“Silvan Scherrer and Dmitry A. Kuminov have released the GA of the port of the Qt 4 application framework to OS/2 and eComStation, i.e., version 4.5.1 GA. The new release comes with complete support for drag and drop, session management, SQLite3, and includes the Qt Designer application.”
Qt really is starting to take over the world
Ya, but unlike google’s take over of the planet, I am actually thrilled with QT’s movement. It’s about as good as it gets.
I am actually more excited over the fact that eCS is alive and progressing well (it could do better though)
Edited 2010-02-12 22:03 UTC
I donated to this to get the port done and it’s nice. It opens doors all sorts of apps. There is a nice Qt4 port of SMPlayer working nicely.
Perhaps its more proper to say the QT operating system now supports the OS/2 – eComStation kernel?
I do think it is more proper to say the QT operating system rather then a toolkit. QT in effect is its own windowing system, there is virtually nothing used of the underlying NATIVE OS, all controls, widgets, etc are drawn by QT, in that they ONLY EMULATE THE NATIVE OPERATING SYSTEM. Look at the QT source, about all of the native system used is a blank window frame, then qt draws to a buffer, and this buffer is dumped to the screen. QT replaces just about everything about the native OS with its own system, it replaces threading, file handling, etc…
QT is about as freaking bloated as you can get, Microsoft .net is absolutely svelte compared to QT.
You have completely misunderstood Qt. It is not its own windowing system, it uses the native windowing system on the desktop. It does draw its own controls, just like nearly every other toolkit, but it will use the underlying system to do it if it can (Aqua, Aero, etc). Yes it double buffers, because that eliminates flicker. “Alien” widgets are a huge improvement in speed, especially on X11. It doesn’t replace file system and threading, it provides an C++ API on the native systems.
You imply that .NET does not do any of this, but that is wrong.

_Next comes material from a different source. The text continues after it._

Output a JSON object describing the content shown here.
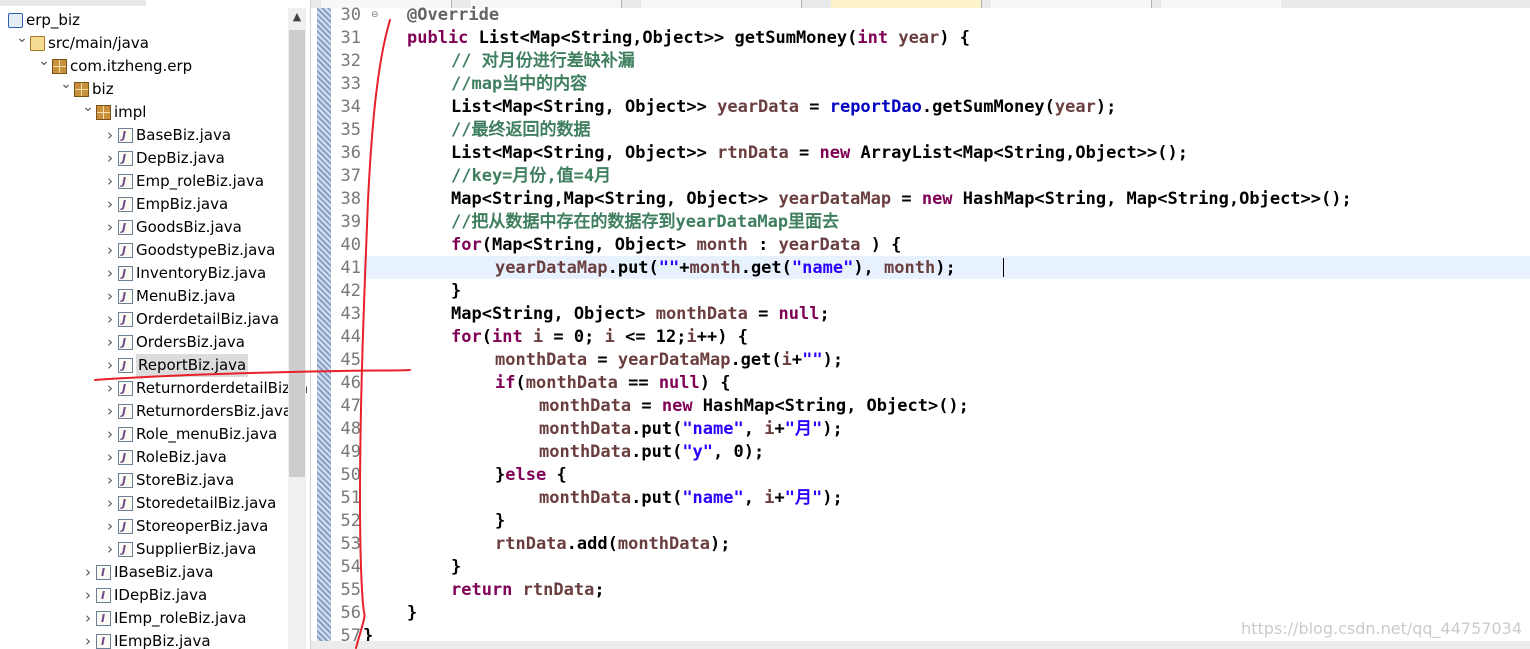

Way down deep .NET is still using win32, gdi, low level files and threads, etc.
Oh Really?,… Have you looked into the QT source code? I have, and I have the deep pain of using it a few years ago to develop a so called “cross platform application”.
About all that QT uses of the native operating system is a window frame. Thats it, period. It calls the native operating system to create a window frame, then it has a pixbuff that it draws everything to, then the pixbuff is displayed in the window frame. QT uses its own “theming engine” to render controls. This is perfectly fine on Linux where QT IS THE NATIVE TOOLKIT, but bad on Windows, and an absolute disaster on the Mac.
We ended up scrapping the entire QT effort because the applications felt alien on the Windows and Mac, and ended up re-writting the UI with C# on Windows, and Cocoa on the Mac. This is the only way to write decent cross platform apps, and not short change your users: a cross platform core logic, in c++, and NATIVE UIs in C# and Cocoa.